Link to Pubmed [PMID] – 25142746
Link to DOI – 10.1007/s11538-014-9997-8
Bull Math Biol 2014 Sep; 76(9): 2249-91
We present a model for genome size evolution that takes into account both local mutations such as small insertions and small deletions, and large chromosomal rearrangements such as duplications and large deletions. We introduce the possibility of undergoing several mutations within one generation. The model, albeit minimalist, reveals a non-trivial spontaneous dynamics of genome size: in the absence of selection, an arbitrary large part of genomes remains beneath a finite size, even for a duplication rate 2.6-fold higher than the rate of large deletions, and even if there is also a systematic bias toward small insertions compared to small deletions. Specifically, we show that the condition of existence of an asymptotic stationary distribution for genome size non-trivially depends on the rates and mean sizes of the different mutation types. We also give upper bounds for the median and other quantiles of the genome size distribution, and argue that these bounds cannot be overcome by selection.
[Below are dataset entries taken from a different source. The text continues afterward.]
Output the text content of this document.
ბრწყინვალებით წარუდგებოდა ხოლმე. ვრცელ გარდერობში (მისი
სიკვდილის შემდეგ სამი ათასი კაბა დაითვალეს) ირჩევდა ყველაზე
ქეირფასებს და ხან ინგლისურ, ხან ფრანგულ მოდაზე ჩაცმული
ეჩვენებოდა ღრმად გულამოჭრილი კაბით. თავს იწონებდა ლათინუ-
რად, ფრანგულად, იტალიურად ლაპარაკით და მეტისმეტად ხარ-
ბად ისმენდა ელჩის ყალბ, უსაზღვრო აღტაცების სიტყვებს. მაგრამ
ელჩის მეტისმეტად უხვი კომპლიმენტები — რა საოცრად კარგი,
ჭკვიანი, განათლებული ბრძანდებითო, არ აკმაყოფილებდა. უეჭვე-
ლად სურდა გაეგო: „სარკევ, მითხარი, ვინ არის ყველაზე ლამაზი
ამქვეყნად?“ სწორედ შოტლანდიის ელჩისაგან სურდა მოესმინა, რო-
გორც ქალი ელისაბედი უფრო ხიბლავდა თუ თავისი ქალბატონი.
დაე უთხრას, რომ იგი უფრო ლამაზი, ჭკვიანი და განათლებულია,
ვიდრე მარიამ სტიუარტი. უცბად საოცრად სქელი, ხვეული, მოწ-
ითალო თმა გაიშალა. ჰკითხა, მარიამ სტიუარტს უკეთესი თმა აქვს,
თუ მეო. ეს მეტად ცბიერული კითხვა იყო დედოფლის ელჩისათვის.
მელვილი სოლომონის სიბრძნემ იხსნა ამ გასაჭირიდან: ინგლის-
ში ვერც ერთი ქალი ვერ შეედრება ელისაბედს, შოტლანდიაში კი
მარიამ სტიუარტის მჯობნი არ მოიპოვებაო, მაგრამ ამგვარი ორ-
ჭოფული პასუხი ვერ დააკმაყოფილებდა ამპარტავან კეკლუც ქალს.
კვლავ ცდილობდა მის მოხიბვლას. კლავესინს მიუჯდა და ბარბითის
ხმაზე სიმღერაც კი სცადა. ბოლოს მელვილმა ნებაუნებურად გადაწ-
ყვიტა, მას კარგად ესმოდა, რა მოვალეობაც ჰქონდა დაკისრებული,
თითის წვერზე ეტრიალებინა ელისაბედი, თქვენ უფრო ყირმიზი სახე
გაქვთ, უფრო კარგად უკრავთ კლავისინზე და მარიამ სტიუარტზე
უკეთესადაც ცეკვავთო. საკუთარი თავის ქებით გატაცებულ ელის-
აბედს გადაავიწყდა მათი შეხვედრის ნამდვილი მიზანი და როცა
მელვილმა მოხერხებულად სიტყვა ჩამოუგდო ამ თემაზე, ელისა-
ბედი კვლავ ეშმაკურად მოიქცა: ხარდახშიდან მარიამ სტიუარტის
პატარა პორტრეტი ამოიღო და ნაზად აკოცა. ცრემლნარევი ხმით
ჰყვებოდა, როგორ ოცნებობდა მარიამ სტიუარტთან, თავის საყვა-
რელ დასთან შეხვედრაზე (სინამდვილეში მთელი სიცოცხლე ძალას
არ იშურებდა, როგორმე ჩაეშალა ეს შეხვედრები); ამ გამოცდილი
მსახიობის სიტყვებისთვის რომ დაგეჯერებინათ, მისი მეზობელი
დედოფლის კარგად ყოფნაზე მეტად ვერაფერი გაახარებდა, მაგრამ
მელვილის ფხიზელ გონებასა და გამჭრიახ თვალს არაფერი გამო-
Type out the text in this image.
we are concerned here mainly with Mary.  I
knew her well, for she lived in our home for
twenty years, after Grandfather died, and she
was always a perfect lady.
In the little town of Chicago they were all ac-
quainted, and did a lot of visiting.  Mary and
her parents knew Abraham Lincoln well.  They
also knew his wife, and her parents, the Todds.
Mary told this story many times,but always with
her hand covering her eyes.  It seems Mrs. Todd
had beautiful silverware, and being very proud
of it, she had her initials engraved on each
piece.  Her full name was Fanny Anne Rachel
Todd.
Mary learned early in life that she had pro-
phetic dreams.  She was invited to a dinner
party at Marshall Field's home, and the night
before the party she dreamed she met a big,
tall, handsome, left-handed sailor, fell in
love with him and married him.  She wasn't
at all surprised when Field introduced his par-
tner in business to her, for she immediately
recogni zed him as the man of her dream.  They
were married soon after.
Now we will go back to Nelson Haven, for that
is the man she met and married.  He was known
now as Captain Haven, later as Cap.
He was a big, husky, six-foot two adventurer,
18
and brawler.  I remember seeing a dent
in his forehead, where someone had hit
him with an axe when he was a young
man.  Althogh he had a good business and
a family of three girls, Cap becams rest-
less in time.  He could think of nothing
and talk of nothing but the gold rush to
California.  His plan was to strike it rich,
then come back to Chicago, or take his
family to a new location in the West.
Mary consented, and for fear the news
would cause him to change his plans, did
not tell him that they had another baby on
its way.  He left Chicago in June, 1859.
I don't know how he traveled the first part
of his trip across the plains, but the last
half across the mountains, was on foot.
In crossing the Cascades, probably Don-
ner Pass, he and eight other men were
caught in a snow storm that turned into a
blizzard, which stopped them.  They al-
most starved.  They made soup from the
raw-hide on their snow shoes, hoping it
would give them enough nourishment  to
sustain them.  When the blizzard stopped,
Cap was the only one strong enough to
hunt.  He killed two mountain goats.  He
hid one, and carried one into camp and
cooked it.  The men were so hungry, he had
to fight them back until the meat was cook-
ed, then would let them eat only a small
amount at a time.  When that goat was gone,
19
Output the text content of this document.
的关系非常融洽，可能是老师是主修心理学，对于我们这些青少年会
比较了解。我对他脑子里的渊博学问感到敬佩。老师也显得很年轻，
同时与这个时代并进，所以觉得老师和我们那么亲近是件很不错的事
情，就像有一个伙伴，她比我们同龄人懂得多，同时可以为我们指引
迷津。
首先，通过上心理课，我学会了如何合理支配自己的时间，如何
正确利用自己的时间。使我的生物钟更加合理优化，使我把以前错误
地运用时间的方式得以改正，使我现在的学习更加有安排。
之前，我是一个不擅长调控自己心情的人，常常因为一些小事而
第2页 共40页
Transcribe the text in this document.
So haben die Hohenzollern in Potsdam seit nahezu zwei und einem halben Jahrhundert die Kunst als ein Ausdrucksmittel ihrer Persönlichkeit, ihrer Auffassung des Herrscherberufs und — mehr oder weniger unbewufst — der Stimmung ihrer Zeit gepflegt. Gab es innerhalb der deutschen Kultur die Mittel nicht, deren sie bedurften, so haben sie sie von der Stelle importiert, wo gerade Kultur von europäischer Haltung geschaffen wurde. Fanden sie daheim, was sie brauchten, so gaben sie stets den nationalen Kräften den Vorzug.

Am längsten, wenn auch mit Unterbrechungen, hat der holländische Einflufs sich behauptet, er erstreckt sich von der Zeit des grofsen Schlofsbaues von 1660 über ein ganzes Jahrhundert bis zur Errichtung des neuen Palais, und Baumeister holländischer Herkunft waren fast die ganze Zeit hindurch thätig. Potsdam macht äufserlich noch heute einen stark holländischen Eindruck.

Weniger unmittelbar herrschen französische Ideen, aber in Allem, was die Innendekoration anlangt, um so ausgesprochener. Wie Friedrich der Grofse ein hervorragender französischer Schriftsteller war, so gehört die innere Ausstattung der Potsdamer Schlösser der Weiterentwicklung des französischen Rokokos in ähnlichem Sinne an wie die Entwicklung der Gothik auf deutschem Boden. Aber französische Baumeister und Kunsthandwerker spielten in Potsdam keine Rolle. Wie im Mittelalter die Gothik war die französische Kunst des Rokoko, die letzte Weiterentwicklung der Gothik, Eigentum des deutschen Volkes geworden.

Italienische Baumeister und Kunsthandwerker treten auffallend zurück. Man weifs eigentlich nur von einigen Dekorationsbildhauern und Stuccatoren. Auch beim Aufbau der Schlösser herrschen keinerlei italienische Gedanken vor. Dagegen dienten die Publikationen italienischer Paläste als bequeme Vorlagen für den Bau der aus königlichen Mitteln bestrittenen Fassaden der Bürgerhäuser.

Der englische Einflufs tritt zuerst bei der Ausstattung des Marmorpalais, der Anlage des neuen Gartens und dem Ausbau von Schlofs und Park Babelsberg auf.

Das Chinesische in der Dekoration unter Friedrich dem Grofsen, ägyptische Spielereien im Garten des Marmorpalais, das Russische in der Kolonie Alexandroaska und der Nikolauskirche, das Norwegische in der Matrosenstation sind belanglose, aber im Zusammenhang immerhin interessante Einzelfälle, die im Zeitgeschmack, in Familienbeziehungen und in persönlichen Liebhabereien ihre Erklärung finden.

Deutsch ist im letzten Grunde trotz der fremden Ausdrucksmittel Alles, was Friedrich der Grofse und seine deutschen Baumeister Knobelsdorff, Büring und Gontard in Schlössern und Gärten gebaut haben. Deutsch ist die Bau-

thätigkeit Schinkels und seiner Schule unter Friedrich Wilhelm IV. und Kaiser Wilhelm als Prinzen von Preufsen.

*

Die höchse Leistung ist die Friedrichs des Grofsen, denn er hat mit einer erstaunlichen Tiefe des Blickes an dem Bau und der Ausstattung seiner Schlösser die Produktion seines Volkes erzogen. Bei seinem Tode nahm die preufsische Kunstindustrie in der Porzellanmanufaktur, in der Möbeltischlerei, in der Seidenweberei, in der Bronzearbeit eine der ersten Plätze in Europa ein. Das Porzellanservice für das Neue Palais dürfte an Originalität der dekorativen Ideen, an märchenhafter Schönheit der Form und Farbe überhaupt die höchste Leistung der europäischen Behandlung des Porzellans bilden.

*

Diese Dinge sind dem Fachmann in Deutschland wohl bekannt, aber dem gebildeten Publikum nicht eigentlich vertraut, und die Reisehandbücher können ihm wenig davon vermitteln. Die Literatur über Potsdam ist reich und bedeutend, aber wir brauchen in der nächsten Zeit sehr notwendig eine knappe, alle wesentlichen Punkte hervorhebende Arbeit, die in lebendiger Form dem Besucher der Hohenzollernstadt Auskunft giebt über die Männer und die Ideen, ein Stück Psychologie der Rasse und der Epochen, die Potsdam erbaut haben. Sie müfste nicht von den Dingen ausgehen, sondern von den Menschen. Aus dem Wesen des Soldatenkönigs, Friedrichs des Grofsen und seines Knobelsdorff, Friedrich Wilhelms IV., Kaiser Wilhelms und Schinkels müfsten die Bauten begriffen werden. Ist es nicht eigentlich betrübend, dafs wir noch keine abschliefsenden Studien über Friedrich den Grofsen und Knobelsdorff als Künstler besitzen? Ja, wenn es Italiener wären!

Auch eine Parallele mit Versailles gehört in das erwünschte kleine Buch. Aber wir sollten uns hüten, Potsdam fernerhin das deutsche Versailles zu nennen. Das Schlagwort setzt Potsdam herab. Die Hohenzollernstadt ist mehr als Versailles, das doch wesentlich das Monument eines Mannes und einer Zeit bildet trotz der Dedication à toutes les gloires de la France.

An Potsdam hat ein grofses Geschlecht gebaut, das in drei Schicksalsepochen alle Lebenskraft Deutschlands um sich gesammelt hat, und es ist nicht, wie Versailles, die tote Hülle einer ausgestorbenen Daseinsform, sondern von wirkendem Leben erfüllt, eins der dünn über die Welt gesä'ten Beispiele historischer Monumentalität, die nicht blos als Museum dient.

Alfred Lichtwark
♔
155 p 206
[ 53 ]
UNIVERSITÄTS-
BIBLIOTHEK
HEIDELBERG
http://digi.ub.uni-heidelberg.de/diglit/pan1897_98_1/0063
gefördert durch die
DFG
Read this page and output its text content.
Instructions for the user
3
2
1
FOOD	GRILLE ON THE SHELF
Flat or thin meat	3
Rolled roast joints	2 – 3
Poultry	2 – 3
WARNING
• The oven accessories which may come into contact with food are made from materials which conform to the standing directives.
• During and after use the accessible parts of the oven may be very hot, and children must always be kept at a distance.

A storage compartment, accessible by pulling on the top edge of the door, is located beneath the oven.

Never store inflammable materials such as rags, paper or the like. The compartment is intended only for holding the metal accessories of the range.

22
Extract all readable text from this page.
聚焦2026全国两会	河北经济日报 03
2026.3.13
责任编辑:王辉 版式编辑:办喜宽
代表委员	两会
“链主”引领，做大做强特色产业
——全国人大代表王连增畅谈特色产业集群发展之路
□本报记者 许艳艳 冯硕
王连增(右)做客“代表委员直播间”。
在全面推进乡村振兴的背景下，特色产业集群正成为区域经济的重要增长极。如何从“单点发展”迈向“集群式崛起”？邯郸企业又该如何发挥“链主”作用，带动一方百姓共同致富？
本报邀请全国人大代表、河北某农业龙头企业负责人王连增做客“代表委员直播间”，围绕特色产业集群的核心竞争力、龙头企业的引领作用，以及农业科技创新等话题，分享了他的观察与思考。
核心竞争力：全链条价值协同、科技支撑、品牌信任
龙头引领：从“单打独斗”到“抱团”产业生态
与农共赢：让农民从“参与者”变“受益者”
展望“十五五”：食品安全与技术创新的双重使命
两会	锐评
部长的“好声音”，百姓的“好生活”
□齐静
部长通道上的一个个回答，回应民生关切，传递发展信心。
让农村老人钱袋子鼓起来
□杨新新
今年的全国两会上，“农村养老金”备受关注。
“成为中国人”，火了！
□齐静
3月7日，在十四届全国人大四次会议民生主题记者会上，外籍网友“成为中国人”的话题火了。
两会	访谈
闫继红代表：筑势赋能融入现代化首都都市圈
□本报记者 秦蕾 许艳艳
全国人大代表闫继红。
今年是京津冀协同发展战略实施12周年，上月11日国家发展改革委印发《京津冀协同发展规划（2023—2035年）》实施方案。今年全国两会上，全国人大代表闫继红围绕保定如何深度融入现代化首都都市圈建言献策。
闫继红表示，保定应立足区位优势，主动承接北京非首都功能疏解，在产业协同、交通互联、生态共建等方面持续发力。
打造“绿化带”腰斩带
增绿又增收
Taken together, our results show that the spontaneous dynamics of genome size naturally prevents it from growing infinitely, even in cases where intuition would suggest an infinite growth. Using quantitative numerical examples, we show that, in practice, a shrinkage bias appears very quickly in genomes undergoing mutation accumulation, even though DNA gains and losses appear to be perfectly symmetrical at first sight. We discuss this spontaneous dynamics in the light of the other evolutionary forces proposed in the literature and argue that it provides them a stability-related size limit below which they can act.